Et si nous prenions le temps de jouer avec nos enfants ?

Cœur et ses supers parents

Article de présentation

 J’ai la joie de vous présenter mon vingt-neuvième ouvrage édité, le quatrième titre mettant en scène mon petit personnage « Cœur » !

Voici « Cœur et ses supers parents » :

Après « Cœur et les émotions », « Cœur et les peurs »,

« Cœur et le bonheur »,

Avant toute chose, je tiens à vous remercier très sincèrement de l’accueil chaleureux que vous réservez à mes livres. Comme vous le savez, je ne suis qu’une auteure « auto-éditée » et j’ai effectué dix mille ventes en deux ans et demi, uniquement en ligne !

« Cœur » est devenu le personnage fétiche de nombreux enfants et c’est sa simplicité qui séduit autant.

Pour cette petite collection, ma démarche d’écriture est celle-ci :

♦ Du côté des enfants, les accompagner :

– à apprivoiser et à comprendre le monde coloré des émotions.

– à prendre conscience des petits moments de bonheur simple de l’existence et à les savourer !

 

♦ Du côté des adultes, les aider :

– à accueillir et à respecter les émotions de l’enfant,

– à accompagner l’enfant dans ses propres émotions, afin que celui-ci se repère peu à peu dans cet univers émotionnel,

– à aller à la rencontre de l’enfant dans son monde, le monde de l’enfant.

J’ai pensé mes livres comme des outils, mis à la disposition des parents, grands-parents ou éducateurs, pour aborder des sujets importants avec les enfants.

L’adulte est présent pour aider l’enfant à bien grandir, à s’épanouir, en lui donnant des racines et des ailes…

Et jouer avec l’enfant permet de remplir certains de ses besoins fondamentaux !

En jouant avec lui :

– nous lui offrons de l’attention, une présence rassurante, contenante et sécurisante,

– nous lui disons des mots d’amour et nous lui remplissons son réservoir affectif,

– nous créons une intimité, une complicité, une proximité,

– nous partageons un moment de plaisir,

– nous le respectons dans son monde, celui de l’enfant,

– nous utilisons l’humour pour désamorcer des tensions,

– nous lui permettons d’explorer le monde et d’inverser les rôles,

– nous consolidons notre relation de confiance,

– nous renforçons nos liens d’attachement…

Pourquoi ce projet d’écriture ?

♥ Parce que j’ai toujours beaucoup joué, enfant, toute seule, avec mes amis(ies), avec mon frère…

Et avec ma mère ! Et je garde des souvenirs inoubliables de ces instants privilégiés où le temps s’arrêtait, les rôles se confondaient, s’échangeaient, évoluaient… Dans ce monde imaginaire, je prenais un plaisir fou à préparer une jolie table avec ma dînette préférée, ma « voisine-mère » m’honorant de sa visite pour boire le thé et manger quelques petits gâteaux ! Nous discutions d’égale à égale et ce sentiment de pouvoir me remplissait d’une joie intense, échangeant toutes les deux sur la santé et la scolarité de nos enfants respectifs !

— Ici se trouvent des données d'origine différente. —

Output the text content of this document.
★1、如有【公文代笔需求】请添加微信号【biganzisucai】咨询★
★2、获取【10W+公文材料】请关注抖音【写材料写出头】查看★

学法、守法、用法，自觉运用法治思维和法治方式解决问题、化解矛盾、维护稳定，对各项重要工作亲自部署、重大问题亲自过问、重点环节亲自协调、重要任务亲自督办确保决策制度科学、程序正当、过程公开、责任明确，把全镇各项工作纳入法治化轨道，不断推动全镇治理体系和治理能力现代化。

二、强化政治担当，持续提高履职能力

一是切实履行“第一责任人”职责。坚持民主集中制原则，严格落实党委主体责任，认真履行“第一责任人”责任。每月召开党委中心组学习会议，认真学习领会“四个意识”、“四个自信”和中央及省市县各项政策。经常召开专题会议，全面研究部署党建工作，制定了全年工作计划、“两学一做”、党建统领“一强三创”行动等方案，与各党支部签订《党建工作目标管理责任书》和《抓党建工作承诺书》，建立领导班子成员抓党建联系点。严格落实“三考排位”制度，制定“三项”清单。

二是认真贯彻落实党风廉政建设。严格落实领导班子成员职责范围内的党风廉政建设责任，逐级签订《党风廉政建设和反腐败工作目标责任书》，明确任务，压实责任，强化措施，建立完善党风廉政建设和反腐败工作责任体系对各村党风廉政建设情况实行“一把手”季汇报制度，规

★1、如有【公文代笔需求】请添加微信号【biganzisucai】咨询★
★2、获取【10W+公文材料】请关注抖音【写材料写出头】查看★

Et je vous avoue qu’aujourd’hui, je ressens un grand bonheur dans mon cœur, lorsque je suis invitée à manger au restaurant « chez » ma fille de cinq ans !

L’entendre jouer également avec sa grand-mère à la maîtresse (vous aurez bien compris que sa mamie est l’élève bien évidemment !) est source d’une grande joie…

♥ Parce qu’en tant qu’adulte, j’ai continué de jouer dans mon travail, en tant qu’éducatrice spécialisée, auprès d’enfants en difficultés éducatives et familiales !

Incontestablement, le jeu est un support privilégié à la relation éducative, affective !

Dans l’exercice de mon travail d’éducatrice spécialisée, j’ai énormément joué avec les enfants que j’accompagnais pour « rentrer en relation », afin que la confiance s’instaure peu à peu. Je leur signifiais que je les respectais dans leur place et que je rentrais avec grand plaisir dans leur monde à eux, le monde de l’enfant.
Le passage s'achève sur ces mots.